01 Overview
Atom probe tomography (APT) produces 3D point clouds of individual atoms with sub-nanometer spatial resolution and chemical specificity. The catch: detecting chemical segregation (precipitates, clusters, GP zones, RIS at grain boundaries) traditionally requires manual ROI selection or assumed phase models. This project replaces that with a graph-based unsupervised method.
Two threads:
- Compositional Community Detection (CCD) — applies graph-theory community detection (Louvain / Leiden) to APT point clouds, where edges encode local compositional similarity. Communities correspond to compositionally distinct regions, with no prior phase model required.

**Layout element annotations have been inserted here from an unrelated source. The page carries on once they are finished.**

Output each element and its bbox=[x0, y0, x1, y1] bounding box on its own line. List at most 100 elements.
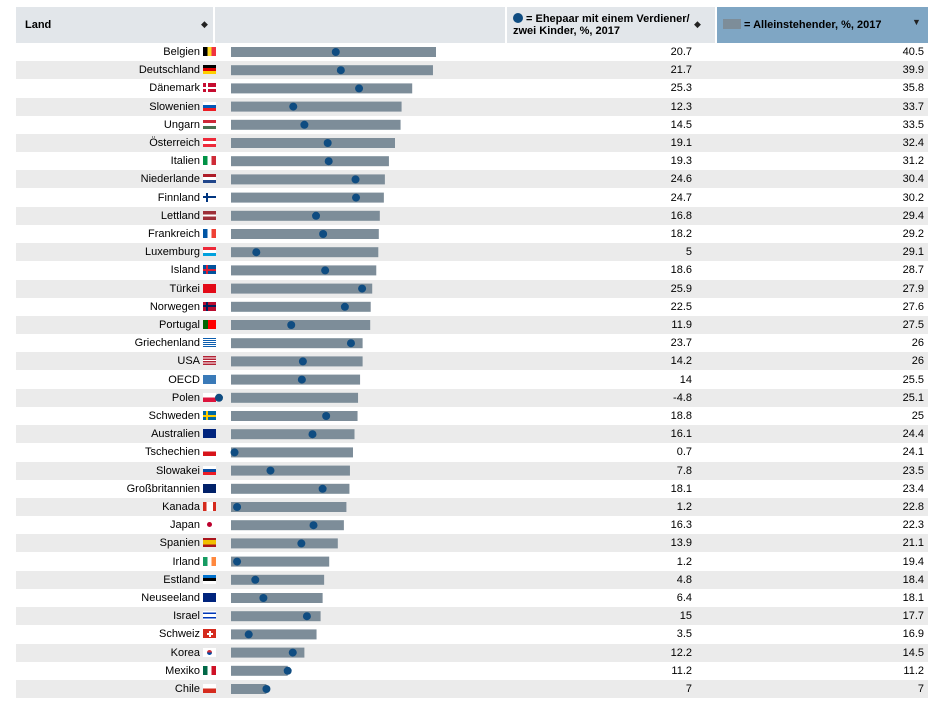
married-value: 19.1 bbox=[670, 137, 692, 149]
single-value: 25.5 bbox=[902, 373, 924, 386]
married-value: 18.2 bbox=[670, 228, 692, 240]
country-name: Schweiz bbox=[159, 628, 200, 641]
table-row: Norwegen 22.5 27.6 bbox=[16, 298, 928, 316]
country-name: Estland bbox=[163, 573, 200, 586]
column-header-single[interactable]: = Alleinstehender, %, 2017 ▼ bbox=[717, 7, 928, 43]
table-row: Estland 4.8 18.4 bbox=[16, 570, 928, 589]
single-value: 26 bbox=[911, 355, 924, 368]
country-name: Italien bbox=[170, 155, 200, 168]
country-name: Türkei bbox=[169, 282, 200, 295]
single-value: 27.6 bbox=[902, 300, 924, 313]
flag-ee-icon bbox=[203, 574, 216, 584]
flag-au-icon bbox=[203, 429, 216, 439]
column-header-single-label: = Alleinstehender, %, 2017 bbox=[723, 19, 881, 31]
sort-down-icon[interactable]: ▼ bbox=[912, 17, 921, 27]
flag-si-icon bbox=[203, 101, 216, 111]
married-value: 14.2 bbox=[670, 355, 692, 368]
table-row: Griechenland 23.7 26 bbox=[16, 334, 928, 352]
single-value: 39.9 bbox=[902, 64, 924, 77]
flag-il-icon bbox=[203, 611, 216, 621]
table-row: Irland 1.2 19.4 bbox=[16, 553, 928, 571]
single-value: 23.5 bbox=[902, 464, 924, 477]
married-value: 12.3 bbox=[670, 100, 692, 113]
married-value: 16.3 bbox=[670, 519, 692, 532]
married-value: 14 bbox=[679, 373, 692, 386]
single-value: 19.4 bbox=[902, 555, 924, 568]
table-row: Spanien 13.9 21.1 bbox=[16, 534, 928, 553]
flag-nz-icon bbox=[203, 593, 216, 602]
table-row: Mexiko 11.2 11.2 bbox=[16, 662, 928, 680]
country-name: USA bbox=[177, 355, 200, 368]
flag-it-icon bbox=[203, 156, 216, 166]
single-value: 22.8 bbox=[902, 501, 924, 513]
married-value: 11.2 bbox=[671, 664, 692, 677]
country-name: Island bbox=[170, 264, 200, 277]
single-value: 18.1 bbox=[902, 592, 924, 604]
flag-ie-icon bbox=[203, 556, 216, 566]
married-value: 19.3 bbox=[670, 155, 692, 168]
married-value: 20.7 bbox=[670, 46, 692, 58]
sort-updown-icon[interactable]: ◆ bbox=[201, 19, 208, 29]
married-value: 16.1 bbox=[670, 428, 692, 441]
column-header-married[interactable]: = Ehepaar mit einem Verdiener/zwei Kinde… bbox=[507, 7, 715, 43]
table-row: Portugal 11.9 27.5 bbox=[16, 316, 928, 334]
table-row: Lettland 16.8 29.4 bbox=[16, 206, 928, 225]
single-value: 28.7 bbox=[902, 264, 924, 277]
country-name: Kanada bbox=[162, 501, 200, 513]
married-value: 15 bbox=[679, 610, 692, 623]
table-row: Slowenien 12.3 33.7 bbox=[16, 97, 928, 116]
table-row: Japan 16.3 22.3 bbox=[16, 516, 928, 534]
table-row: USA 14.2 26 bbox=[16, 352, 928, 371]
single-value: 18.4 bbox=[902, 573, 924, 586]
flag-gb-icon bbox=[203, 483, 216, 493]
table-row: Chile 7 7 bbox=[16, 680, 928, 698]
single-value: 33.7 bbox=[902, 100, 924, 113]
country-name: Dänemark bbox=[149, 82, 200, 95]
country-name: Lettland bbox=[160, 209, 200, 222]
table-row: Neuseeland 6.4 18.1 bbox=[16, 589, 928, 607]
country-name: Frankreich bbox=[148, 228, 200, 240]
married-label-line1: = Ehepaar mit einem Verdiener/ bbox=[526, 13, 690, 25]
table-row: Belgien 20.7 40.5 bbox=[16, 43, 928, 61]
single-value: 40.5 bbox=[902, 46, 924, 58]
column-header-country[interactable]: Land ◆ bbox=[16, 7, 213, 43]
table-row: Finnland 24.7 30.2 bbox=[16, 189, 928, 207]
flag-pt-icon bbox=[203, 320, 216, 329]
column-header-married-label: = Ehepaar mit einem Verdiener/zwei Kinde… bbox=[513, 13, 693, 37]
country-name: Mexiko bbox=[165, 664, 200, 677]
married-value: 18.6 bbox=[670, 264, 692, 277]
country-name: OECD bbox=[168, 373, 200, 386]
married-value: 7.8 bbox=[676, 464, 692, 477]
flag-at-icon bbox=[203, 138, 216, 147]
single-value: 30.2 bbox=[902, 191, 924, 204]
married-value: 1.2 bbox=[676, 555, 692, 568]
flag-hu-icon bbox=[203, 119, 216, 129]
country-name: Portugal bbox=[159, 319, 200, 331]
flag-dk-icon bbox=[203, 83, 216, 93]
married-value: 3.5 bbox=[676, 628, 692, 641]
table-row: OECD 14 25.5 bbox=[16, 371, 928, 389]
country-name: Slowenien bbox=[149, 100, 200, 113]
flag-pl-icon bbox=[203, 392, 216, 402]
table-row: Kanada 1.2 22.8 bbox=[16, 498, 928, 516]
country-name: Griechenland bbox=[134, 337, 200, 350]
table-row: Türkei 25.9 27.9 bbox=[16, 279, 928, 298]
country-name: Chile bbox=[174, 683, 200, 695]
column-header-chart bbox=[215, 7, 505, 43]
married-value: 5 bbox=[685, 246, 692, 259]
married-value: 7 bbox=[685, 683, 692, 695]
flag-jp-icon bbox=[203, 520, 216, 530]
married-value: 25.9 bbox=[670, 282, 692, 295]
flag-be-icon bbox=[203, 47, 216, 56]
country-name: Belgien bbox=[163, 46, 200, 58]
single-value: 23.4 bbox=[902, 482, 924, 495]
married-value: 14.5 bbox=[670, 118, 692, 131]
married-value: 18.8 bbox=[670, 410, 692, 422]
sort-updown-icon[interactable]: ◆ bbox=[694, 19, 701, 29]
married-value: 4.8 bbox=[676, 573, 692, 586]
country-name: Spanien bbox=[159, 537, 200, 550]
country-name: Niederlande bbox=[140, 173, 200, 186]
flag-oecd-icon bbox=[203, 374, 216, 384]
flag-nl-icon bbox=[203, 174, 216, 184]
married-value: 6.4 bbox=[676, 592, 692, 604]
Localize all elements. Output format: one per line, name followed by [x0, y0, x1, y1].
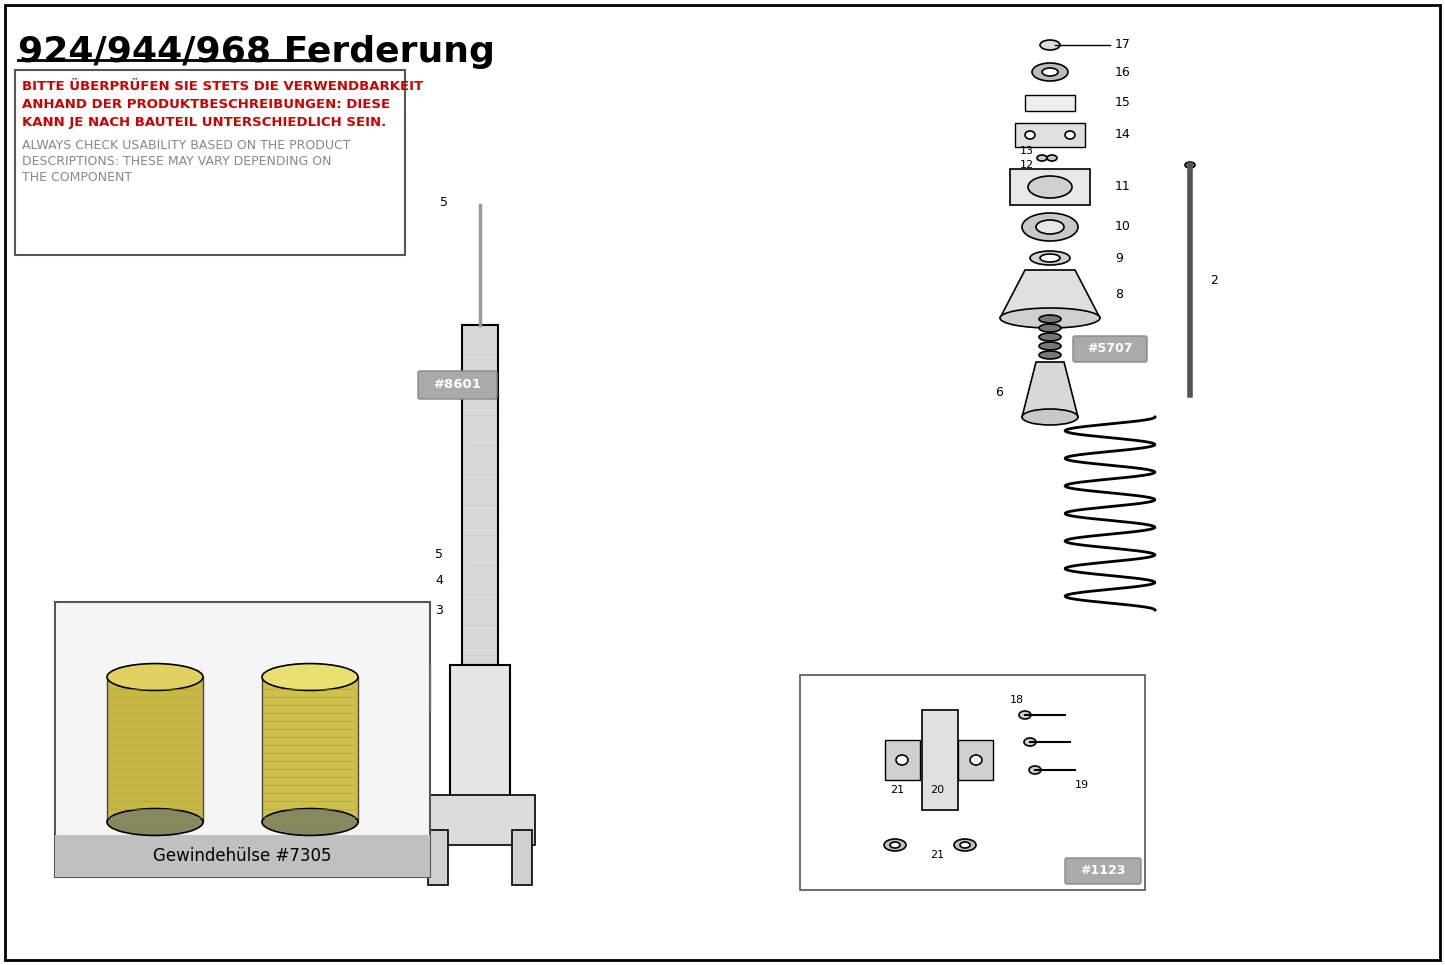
Text: 11: 11: [1116, 180, 1131, 194]
Text: #8601: #8601: [434, 378, 481, 392]
Ellipse shape: [1039, 351, 1061, 359]
Ellipse shape: [1065, 131, 1075, 139]
Polygon shape: [1000, 270, 1100, 318]
Text: 8: 8: [1116, 289, 1123, 301]
Ellipse shape: [1022, 213, 1078, 241]
Ellipse shape: [1025, 738, 1036, 746]
Bar: [449, 665, 510, 810]
Bar: [14, 70, 405, 255]
Ellipse shape: [107, 809, 202, 836]
Ellipse shape: [1036, 220, 1064, 234]
Ellipse shape: [890, 842, 900, 848]
Ellipse shape: [954, 839, 975, 851]
Text: 924/944/968 Ferderung: 924/944/968 Ferderung: [17, 35, 494, 69]
Bar: [425, 795, 535, 845]
Bar: [107, 677, 202, 822]
Text: 21: 21: [890, 785, 905, 795]
Bar: [428, 830, 448, 885]
Bar: [884, 740, 920, 780]
Ellipse shape: [1042, 68, 1058, 76]
Ellipse shape: [1027, 176, 1072, 198]
Text: 17: 17: [1116, 39, 1131, 51]
Bar: [801, 675, 1144, 890]
Text: 2: 2: [1209, 273, 1218, 287]
Text: 21: 21: [931, 850, 944, 860]
Polygon shape: [1022, 362, 1078, 417]
Bar: [55, 835, 431, 877]
Text: #1123: #1123: [1081, 865, 1126, 877]
Text: 20: 20: [931, 785, 944, 795]
Text: 15: 15: [1116, 96, 1131, 109]
Text: DESCRIPTIONS: THESE MAY VARY DEPENDING ON: DESCRIPTIONS: THESE MAY VARY DEPENDING O…: [22, 155, 331, 168]
Bar: [1014, 123, 1085, 147]
Text: 14: 14: [1116, 128, 1131, 142]
Text: 3: 3: [435, 603, 442, 617]
Text: ANHAND DER PRODUKTBESCHREIBUNGEN: DIESE: ANHAND DER PRODUKTBESCHREIBUNGEN: DIESE: [22, 98, 390, 111]
Ellipse shape: [1025, 131, 1035, 139]
Ellipse shape: [884, 839, 906, 851]
Text: BITTE ÜBERPRÜFEN SIE STETS DIE VERWENDBARKEIT: BITTE ÜBERPRÜFEN SIE STETS DIE VERWENDBA…: [22, 80, 423, 93]
Text: 9: 9: [1116, 252, 1123, 264]
FancyBboxPatch shape: [1074, 336, 1147, 362]
Ellipse shape: [1032, 63, 1068, 81]
Bar: [262, 677, 358, 822]
Text: 10: 10: [1116, 220, 1131, 234]
Ellipse shape: [1185, 162, 1195, 168]
Ellipse shape: [1019, 711, 1030, 719]
Bar: [922, 710, 958, 810]
Ellipse shape: [1039, 333, 1061, 341]
Text: 12: 12: [1020, 160, 1035, 170]
Bar: [1025, 95, 1075, 111]
Ellipse shape: [959, 842, 970, 848]
Ellipse shape: [1038, 155, 1048, 161]
Ellipse shape: [1039, 342, 1061, 350]
Ellipse shape: [1030, 251, 1069, 265]
Text: ALWAYS CHECK USABILITY BASED ON THE PRODUCT: ALWAYS CHECK USABILITY BASED ON THE PROD…: [22, 139, 351, 152]
Bar: [958, 740, 993, 780]
Ellipse shape: [1000, 308, 1100, 328]
Text: Gewindehülse #7305: Gewindehülse #7305: [153, 847, 332, 865]
Bar: [55, 602, 431, 877]
Text: 19: 19: [1075, 780, 1090, 790]
Bar: [512, 830, 532, 885]
Ellipse shape: [970, 755, 983, 765]
FancyBboxPatch shape: [418, 371, 497, 399]
Text: THE COMPONENT: THE COMPONENT: [22, 171, 131, 184]
Ellipse shape: [1022, 409, 1078, 425]
Text: 13: 13: [1020, 146, 1035, 156]
Text: 18: 18: [1010, 695, 1025, 705]
Bar: [1010, 169, 1090, 205]
Ellipse shape: [1039, 324, 1061, 332]
Ellipse shape: [896, 755, 907, 765]
Text: 6: 6: [996, 385, 1003, 399]
Ellipse shape: [262, 664, 358, 690]
Bar: [462, 325, 499, 665]
Text: KANN JE NACH BAUTEIL UNTERSCHIEDLICH SEIN.: KANN JE NACH BAUTEIL UNTERSCHIEDLICH SEI…: [22, 116, 386, 129]
Ellipse shape: [1040, 254, 1061, 262]
Text: 4: 4: [435, 573, 442, 587]
Ellipse shape: [107, 664, 202, 690]
Text: 5: 5: [439, 197, 448, 209]
Text: 16: 16: [1116, 66, 1131, 78]
Text: #5707: #5707: [1087, 343, 1133, 355]
Ellipse shape: [1029, 766, 1040, 774]
Ellipse shape: [262, 809, 358, 836]
Ellipse shape: [1048, 155, 1056, 161]
Ellipse shape: [1039, 315, 1061, 323]
FancyBboxPatch shape: [1065, 858, 1142, 884]
Text: 5: 5: [435, 548, 444, 562]
Ellipse shape: [1040, 40, 1061, 50]
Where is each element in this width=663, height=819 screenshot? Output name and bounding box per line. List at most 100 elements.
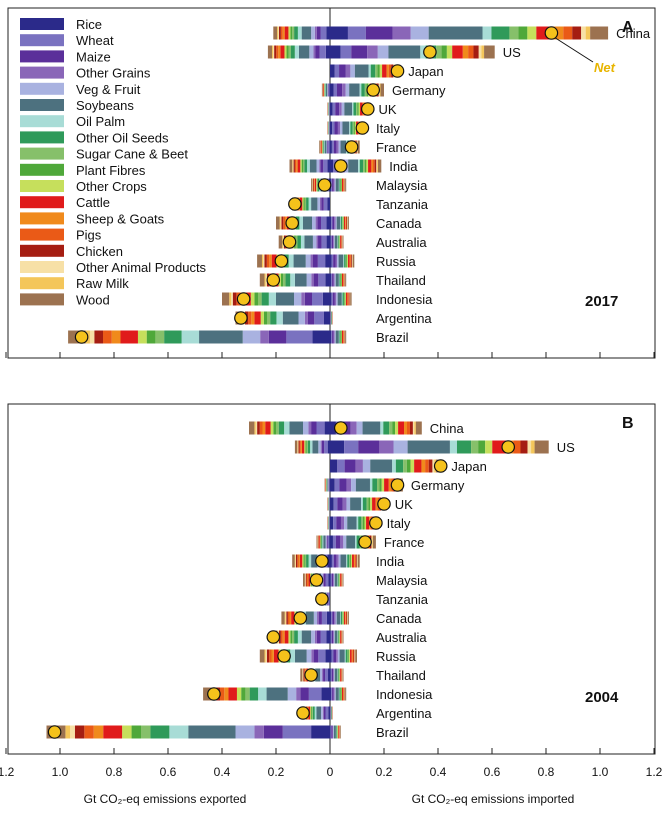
bar-segment-import [348, 292, 350, 306]
bar-segment-import [347, 554, 350, 568]
legend-swatch [20, 180, 64, 192]
bar-segment-import [331, 216, 333, 230]
bar-segment-export [222, 292, 230, 306]
bar-segment-import [340, 235, 341, 249]
bar-segment-import [341, 178, 343, 192]
bar-segment-export [304, 159, 308, 173]
bar-segment-export [103, 725, 123, 739]
bar-segment-export [327, 478, 329, 492]
legend-label: Oil Palm [76, 114, 125, 129]
bar-segment-import [337, 573, 339, 587]
bar-segment-import [344, 216, 346, 230]
x-tick-label: 0.4 [430, 765, 447, 779]
bar-segment-import [331, 687, 333, 701]
bar-segment-import [362, 497, 367, 511]
bar-segment-import [345, 611, 347, 625]
bar-segment-export [288, 254, 294, 268]
bar-segment-import [352, 554, 354, 568]
bar-segment-import [356, 421, 363, 435]
bar-segment-export [292, 554, 295, 568]
bar-segment-export [328, 592, 330, 606]
bar-segment-export [292, 159, 294, 173]
bar-segment-import [342, 83, 346, 97]
bar-segment-export [295, 554, 298, 568]
bar-segment-import [335, 178, 339, 192]
bar-segment-import [531, 440, 535, 454]
bar-segment-import [347, 26, 366, 40]
bar-segment-export [298, 554, 300, 568]
bar-segment-import [349, 554, 351, 568]
bar-segment-import [342, 216, 343, 230]
bar-segment-export [312, 235, 317, 249]
bar-segment-export [308, 554, 312, 568]
bar-segment-import [383, 421, 390, 435]
bar-segment-export [290, 26, 293, 40]
bar-segment-export [74, 725, 85, 739]
legend-swatch [20, 82, 64, 95]
bar-segment-import [350, 254, 352, 268]
bar-segment-import [339, 330, 341, 344]
bar-segment-import [335, 687, 339, 701]
bar-segment-export [328, 668, 330, 682]
bar-segment-import [341, 687, 343, 701]
net-marker [296, 706, 310, 720]
bar-segment-import [351, 478, 356, 492]
bar-segment-export [284, 611, 286, 625]
bar-segment-export [324, 140, 327, 154]
bar-segment-export [155, 330, 165, 344]
bar-segment-import [344, 649, 346, 663]
bar-segment-import [334, 611, 336, 625]
bar-segment-import [372, 535, 376, 549]
bar-segment-import [330, 706, 332, 720]
bar-segment-import [364, 159, 367, 173]
bar-segment-export [312, 706, 315, 720]
bar-segment-import [452, 45, 463, 59]
bar-segment-import [332, 216, 335, 230]
bar-segment-import [388, 45, 421, 59]
bar-segment-export [314, 178, 315, 192]
bar-segment-import [349, 254, 351, 268]
bar-segment-import [354, 554, 356, 568]
bar-segment-export [319, 45, 326, 59]
bar-segment-export [311, 26, 315, 40]
bar-segment-export [319, 159, 321, 173]
bar-segment-import [338, 140, 341, 154]
legend-swatch [20, 147, 64, 160]
bar-segment-import [334, 121, 338, 135]
bar-segment-export [276, 216, 280, 230]
bar-segment-export [231, 292, 233, 306]
bar-segment-import [334, 235, 338, 249]
bar-segment-import [491, 26, 510, 40]
bar-segment-import [339, 178, 341, 192]
bar-segment-export [301, 292, 305, 306]
bar-segment-export [267, 45, 273, 59]
legend-swatch [20, 277, 64, 290]
bar-segment-import [340, 611, 341, 625]
bar-segment-export [321, 83, 323, 97]
bar-segment-export [249, 687, 259, 701]
bar-segment-export [322, 706, 324, 720]
bar-segment-export [322, 292, 330, 306]
bar-segment-import [386, 64, 389, 78]
bar-segment-export [327, 440, 330, 454]
bar-segment-import [330, 121, 333, 135]
bar-segment-export [293, 159, 295, 173]
bar-segment-export [325, 573, 329, 587]
bar-segment-import [330, 159, 334, 173]
bar-segment-export [305, 440, 307, 454]
bar-segment-import [365, 26, 393, 40]
net-marker [333, 421, 348, 435]
bar-segment-import [343, 687, 345, 701]
bar-segment-import [358, 440, 380, 454]
bar-segment-export [327, 554, 330, 568]
bar-segment-import [344, 611, 346, 625]
bar-segment-import [333, 516, 337, 530]
bar-segment-import [342, 611, 343, 625]
bar-segment-export [307, 159, 310, 173]
net-marker [266, 273, 281, 287]
bar-segment-export [311, 706, 312, 720]
bar-segment-import [350, 64, 355, 78]
bar-segment-export [303, 216, 312, 230]
bar-segment-export [282, 630, 285, 644]
bar-segment-import [349, 649, 351, 663]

- APTVIZ — a Python Flask GUI for interactive APT dataset upload, mass-bin inspection, and 3D rendering of the resulting communities.
02 Applications
The method has been validated on two systems:
- Mature enamel aging APT — structural water and trace-organic heterogeneity in the mineral phase
- Irradiated stainless steel — radiation-induced segregation at grain boundaries, where conventional cluster-finding methods are sensitive to user-set parameters
03 Outcome
Published in Microscopy and Microanalysis (June 2025, ozaf036) with PNNL collaborator Arun Devaraj. APTVIZ is open-source and available for adoption by other APT groups; the CCD method is positioned as a drop-in replacement for parameter-sensitive cluster-finding workflows.